How can you deliver an experience like this for your own prospects and clients? The tactics will vary for each type of business, but the strategy is simple: develop a system of making it easy for the prospect to find and remember you, make the path to purchase as simple as possible and maintain a database of information that can be used to re-engage with the customer over time as well as find others similar to them with whom you can connect.

1. Make it easy for the prospect to find and remember you. If you have a physical location that you’d like to lead prospective customers to, start by visiting your location with the eyes of a prospect. Is your sign visible from the street? Is parking available nearby? Are you in a high-traffic location? Ensure that your space is welcoming for new clients.

Regardless of whether customers will visit your business in person or not, your digital footprint must be up to date. Do a Google search for your company online and review the listings. Is the information accurate? Are you posting regularly to the channels where your ideal buyers spend their time? Are you publishing new content on your own website and blog as well as contributing articles to publications, guest blogging, maintaining profiles on industry organization pages and publishing videos?

2. Develop a simple path to purchase. Visit your website with the eyes of a prospect coming in for the first time — is it easy to understand what you offer and why they should choose to buy from you rather than the competition? Do you have an easy path to lead them from one step to the next? Do you offer ways for people to connect with your business when your team isn’t available?

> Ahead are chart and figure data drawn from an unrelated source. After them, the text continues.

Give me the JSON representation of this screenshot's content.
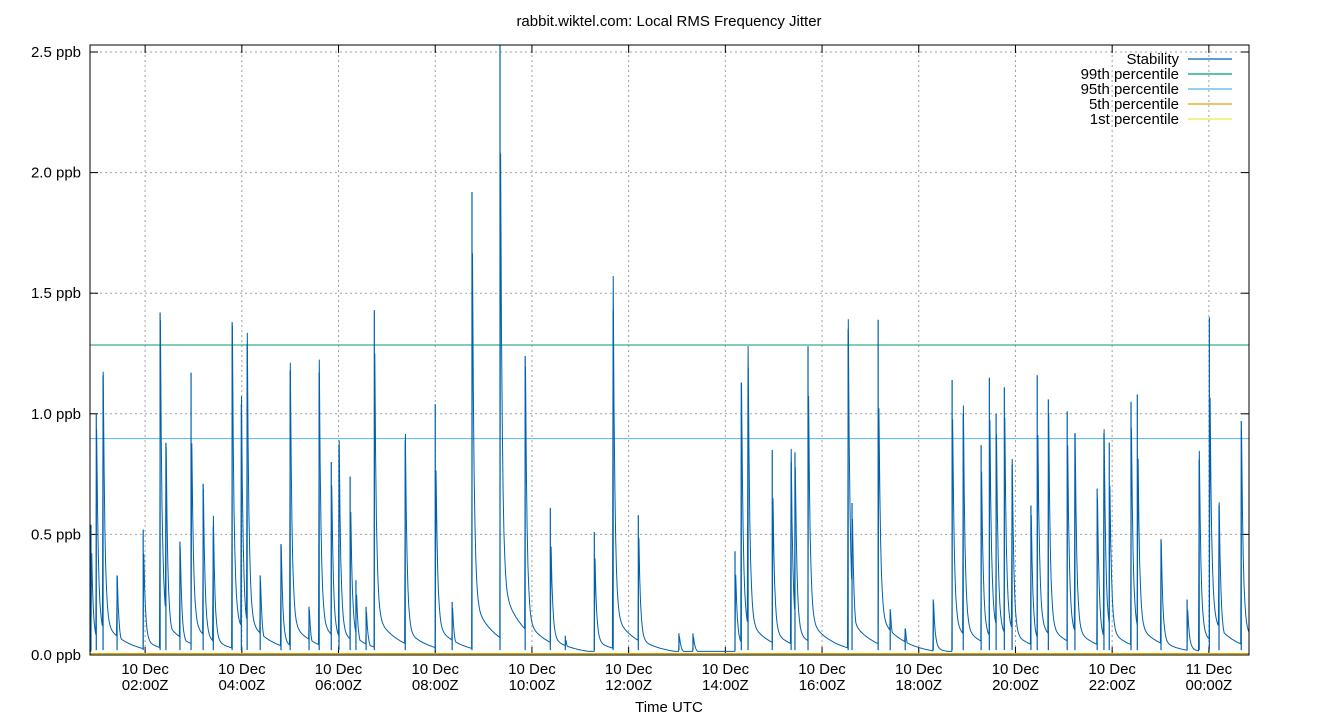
{
  "chart_data": {
    "type": "line",
    "title": "rabbit.wiktel.com: Local RMS Frequency Jitter",
    "xlabel": "Time UTC",
    "ylabel": "",
    "x_unit": "hours since 10 Dec 00:00Z",
    "xlim": [
      0.86,
      24.83
    ],
    "ylim": [
      0,
      2.55
    ],
    "grid": true,
    "legend_position": "top-right",
    "y_ticks": [
      {
        "value": 0.0,
        "label": "0.0 ppb"
      },
      {
        "value": 0.5,
        "label": "0.5 ppb"
      },
      {
        "value": 1.0,
        "label": "1.0 ppb"
      },
      {
        "value": 1.5,
        "label": "1.5 ppb"
      },
      {
        "value": 2.0,
        "label": "2.0 ppb"
      },
      {
        "value": 2.5,
        "label": "2.5 ppb"
      }
    ],
    "x_ticks": [
      {
        "value": 2,
        "date": "10 Dec",
        "time": "02:00Z"
      },
      {
        "value": 4,
        "date": "10 Dec",
        "time": "04:00Z"
      },
      {
        "value": 6,
        "date": "10 Dec",
        "time": "06:00Z"
      },
      {
        "value": 8,
        "date": "10 Dec",
        "time": "08:00Z"
      },
      {
        "value": 10,
        "date": "10 Dec",
        "time": "10:00Z"
      },
      {
        "value": 12,
        "date": "10 Dec",
        "time": "12:00Z"
      },
      {
        "value": 14,
        "date": "10 Dec",
        "time": "14:00Z"
      },
      {
        "value": 16,
        "date": "10 Dec",
        "time": "16:00Z"
      },
      {
        "value": 18,
        "date": "10 Dec",
        "time": "18:00Z"
      },
      {
        "value": 20,
        "date": "10 Dec",
        "time": "20:00Z"
      },
      {
        "value": 22,
        "date": "10 Dec",
        "time": "22:00Z"
      },
      {
        "value": 24,
        "date": "11 Dec",
        "time": "00:00Z"
      }
    ],
    "series": [
      {
        "name": "Stability",
        "color": "#0060ad",
        "spikes": [
          [
            0.88,
            0.54
          ],
          [
            0.99,
            1.0
          ],
          [
            1.13,
            1.16
          ],
          [
            1.42,
            0.33
          ],
          [
            1.96,
            0.52
          ],
          [
            2.31,
            1.42
          ],
          [
            2.43,
            0.88
          ],
          [
            2.72,
            0.47
          ],
          [
            2.95,
            1.17
          ],
          [
            3.2,
            0.71
          ],
          [
            3.41,
            0.53
          ],
          [
            3.8,
            1.38
          ],
          [
            3.99,
            1.04
          ],
          [
            4.11,
            1.29
          ],
          [
            4.38,
            0.33
          ],
          [
            4.81,
            0.46
          ],
          [
            5.0,
            1.18
          ],
          [
            5.39,
            0.2
          ],
          [
            5.6,
            1.17
          ],
          [
            5.85,
            0.8
          ],
          [
            6.01,
            0.87
          ],
          [
            6.24,
            0.74
          ],
          [
            6.36,
            0.31
          ],
          [
            6.57,
            0.2
          ],
          [
            6.74,
            1.43
          ],
          [
            7.38,
            0.89
          ],
          [
            8.0,
            1.04
          ],
          [
            8.35,
            0.22
          ],
          [
            8.76,
            1.92
          ],
          [
            9.34,
            2.53
          ],
          [
            9.86,
            1.24
          ],
          [
            10.38,
            0.61
          ],
          [
            10.69,
            0.08
          ],
          [
            11.29,
            0.51
          ],
          [
            11.68,
            1.43
          ],
          [
            12.2,
            0.58
          ],
          [
            13.04,
            0.09
          ],
          [
            13.33,
            0.09
          ],
          [
            14.2,
            0.43
          ],
          [
            14.33,
            1.13
          ],
          [
            14.47,
            1.19
          ],
          [
            14.97,
            0.85
          ],
          [
            15.36,
            0.8
          ],
          [
            15.44,
            0.84
          ],
          [
            15.71,
            1.28
          ],
          [
            16.54,
            1.35
          ],
          [
            16.62,
            0.63
          ],
          [
            17.16,
            1.39
          ],
          [
            17.41,
            0.19
          ],
          [
            17.72,
            0.11
          ],
          [
            18.3,
            0.23
          ],
          [
            18.69,
            1.14
          ],
          [
            18.92,
            1.0
          ],
          [
            19.29,
            0.87
          ],
          [
            19.46,
            1.15
          ],
          [
            19.6,
            1.0
          ],
          [
            19.77,
            1.11
          ],
          [
            19.93,
            0.79
          ],
          [
            20.32,
            0.62
          ],
          [
            20.45,
            1.16
          ],
          [
            20.68,
            1.06
          ],
          [
            21.07,
            1.01
          ],
          [
            21.23,
            0.92
          ],
          [
            21.69,
            0.69
          ],
          [
            21.83,
            0.92
          ],
          [
            21.94,
            0.88
          ],
          [
            22.39,
            1.05
          ],
          [
            22.52,
            1.08
          ],
          [
            23.01,
            0.48
          ],
          [
            23.55,
            0.23
          ],
          [
            23.8,
            0.81
          ],
          [
            24.01,
            1.4
          ],
          [
            24.21,
            0.62
          ],
          [
            24.67,
            0.97
          ]
        ]
      },
      {
        "name": "99th percentile",
        "color": "#009e73",
        "value": 1.285
      },
      {
        "name": "95th percentile",
        "color": "#56b4e9",
        "value": 0.897
      },
      {
        "name": "5th percentile",
        "color": "#e69f00",
        "value": 0.006
      },
      {
        "name": "1st percentile",
        "color": "#f0e442",
        "value": 0.003
      }
    ]
  }
}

3. Build your database of customer information. If your customer “database” consists of any combination of the following, it’s time to consider moving to an integrated platform: Excel spreadsheets of contact information, email marketing lists that don’t integrate with your customer relationship management tool, a CRM software that isn’t updated consistently with new customer and prospect information, individual contact lists stored in employees’ email or LinkedIn accounts, etc.

By collecting and storing information in a central, consistently updated and managed database, you’ll be able to analyze buying patterns to increase sales and reduce costs, engage with those customers to improve relationships and stay top-of-mind and discover traits and similarities to help lead you to new customers just like them.

4. Re-engage with past customers. Integrate your database with your email marketing platform or use an all-in-one solution to connect with them. You’ll be able to share blogs and articles that you know they’d be interested in. You can remind them when products or services they’ve purchased in the past are available or are going on sale. The data you collect today can be used to re-engage with customers for years to come.

5. Discover similar audiences with whom to connect. The next step to find new prospects who share similar traits with your ideal buyers. Google, Facebook and other digital advertising platforms offer opportunities to discover new prospects who share similar traits and profiles with your current customers or ideal candidates.

Creating multiple paths online, in direct channels and at your physical location, will provide you more visibility with new prospects, top-of-mind awareness with those who have previously engaged with you and an easy way for existing customers to continue turning to you in the future.